When I exclaimed at this state of things, I was met by the answer; "Oh there was a butcher once, but he kept such bad meat that we preferred to send to Kandy." It never seemed to dawn upon them that where one butcher had failed, another, with more capital, might succeed. I am much too unimportant an individual, and too much a bird of passage to inaugurate reforms, but this is a reform ready to the hand of a suitable person. The universal motto in Ceylon (barring the planting industry in which progress does find a place) seems to be "As it was in the beginning, is now, and ever shall be." In some ways, this conservatism adds to the quaintness and interest of the country; but where it touches the details of domestic life it does make a western mind "squirm." Forgive this mood of dissatisfaction, it is all the result of "Banian" day, and the infectious low spirits of my companions.

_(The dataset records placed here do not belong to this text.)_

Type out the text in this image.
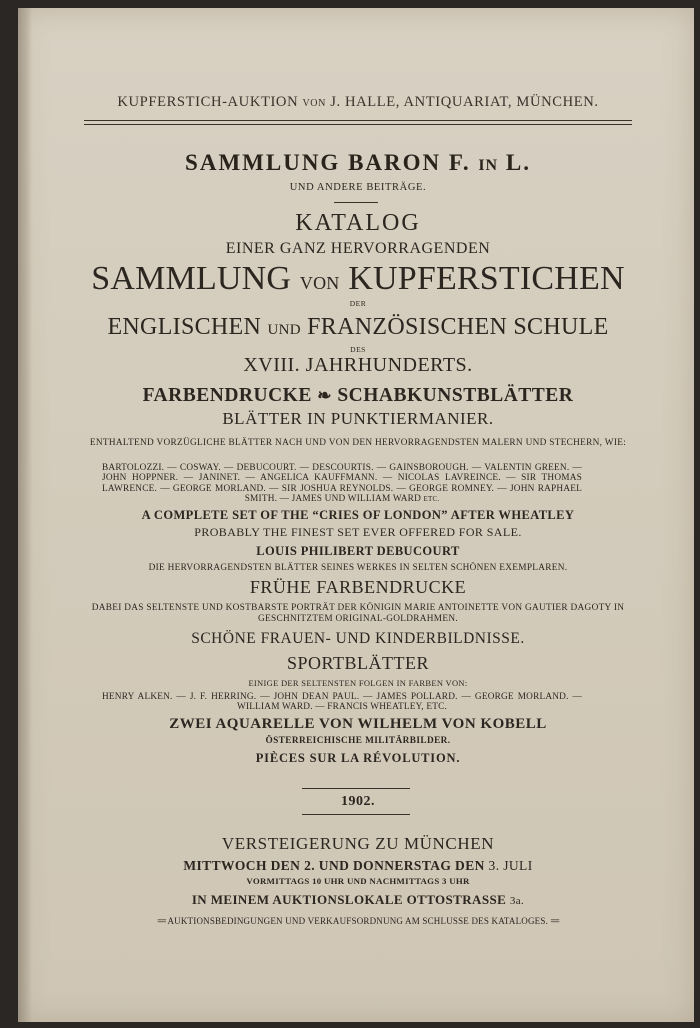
KUPFERSTICH-AUKTION VON J. HALLE, ANTIQUARIAT, MÜNCHEN.
SAMMLUNG BARON F. IN L.
UND ANDERE BEITRÄGE.
KATALOG
EINER GANZ HERVORRAGENDEN
SAMMLUNG VON KUPFERSTICHEN
DER
ENGLISCHEN UND FRANZÖSISCHEN SCHULE
DES
XVIII. JAHRHUNDERTS.
FARBENDRUCKE ❧ SCHABKUNSTBLÄTTER
BLÄTTER IN PUNKTIERMANIER.
ENTHALTEND VORZÜGLICHE BLÄTTER NACH UND VON DEN HERVORRAGENDSTEN MALERN UND STECHERN, WIE:
BARTOLOZZI. — COSWAY. — DEBUCOURT. — DESCOURTIS. — GAINSBOROUGH. — VALENTIN GREEN. — JOHN HOPPNER. — JANINET. — ANGELICA KAUFFMANN. — NICOLAS LAVREINCE. — SIR THOMAS LAWRENCE. — GEORGE MORLAND. — SIR JOSHUA REYNOLDS. — GEORGE ROMNEY. — JOHN RAPHAEL SMITH. — JAMES UND WILLIAM WARD ETC.
A COMPLETE SET OF THE “CRIES OF LONDON” AFTER WHEATLEY
PROBABLY THE FINEST SET EVER OFFERED FOR SALE.
LOUIS PHILIBERT DEBUCOURT
DIE HERVORRAGENDSTEN BLÄTTER SEINES WERKES IN SELTEN SCHÖNEN EXEMPLAREN.
FRÜHE FARBENDRUCKE
DABEI DAS SELTENSTE UND KOSTBARSTE PORTRÄT DER KÖNIGIN MARIE ANTOINETTE VON GAUTIER DAGOTY IN GESCHNITZTEM ORIGINAL-GOLDRAHMEN.
SCHÖNE FRAUEN- UND KINDERBILDNISSE.
SPORTBLÄTTER
EINIGE DER SELTENSTEN FOLGEN IN FARBEN VON:
HENRY ALKEN. — J. F. HERRING. — JOHN DEAN PAUL. — JAMES POLLARD. — GEORGE MORLAND. — WILLIAM WARD. — FRANCIS WHEATLEY, ETC.
ZWEI AQUARELLE VON WILHELM VON KOBELL
ÖSTERREICHISCHE MILITÄRBILDER.
PIÈCES SUR LA RÉVOLUTION.
1902.
VERSTEIGERUNG ZU MÜNCHEN
MITTWOCH DEN 2. UND DONNERSTAG DEN 3. JULI
VORMITTAGS 10 UHR UND NACHMITTAGS 3 UHR
IN MEINEM AUKTIONSLOKALE OTTOSTRASSE 3a.
== AUKTIONSBEDINGUNGEN UND VERKAUFSORDNUNG AM SCHLUSSE DES KATALOGES. ==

FEBRUARY 8th. - For some years the sluice of the dam had been out of order and so jammed that it would not open; in consequence the water became covered with duckweed, which together with the stagnant mud festering under a hot sun, had lately sent out such a horrid smell, that it became absolutely necessary for the general health to let out the water, and clean out the mud and weed, without a moment's delay. So yesterday Rob gave orders that this should be done, but it proved a more serious undertaking than was at first expected, as owing to the depth of water it was necessary to have divers to go down and examine the injury to the sluice and to try to open it. In spite of the noxious odour and the dirty water three men took it in turns to dive, and after some hours, the obstruction was very gradually removed by their efforts, and at last the sluice worked again, and the water rushed out. Great was the excitement and delight of these child-like creatures, who love anything new and unusual. With shouts of joy, the boys, and even one girl, rushed into the mud, to be followed as soon as work was over by the bulk of the men. How they all paddled about! dashing the mud and water over each other's heads; catching the fish (which to everyone's surprise were found there) in their baskets and even in their hands. No London mudlarks could have been more at home. Not only were there fish, but also land turtle of various sizes. None of them however very large. I seized upon a few for the sake of their shells, but they were useless for food, not being of an edible kind. I believe, however, there are four different kinds of marine turtle to be obtained on the coast of Ceylon. I tried to preserve the brightness of the shell of those taken out of the dam, but I found they all became dull and ugly, and so my visions of using them for ornamental purposes melted away into thin air.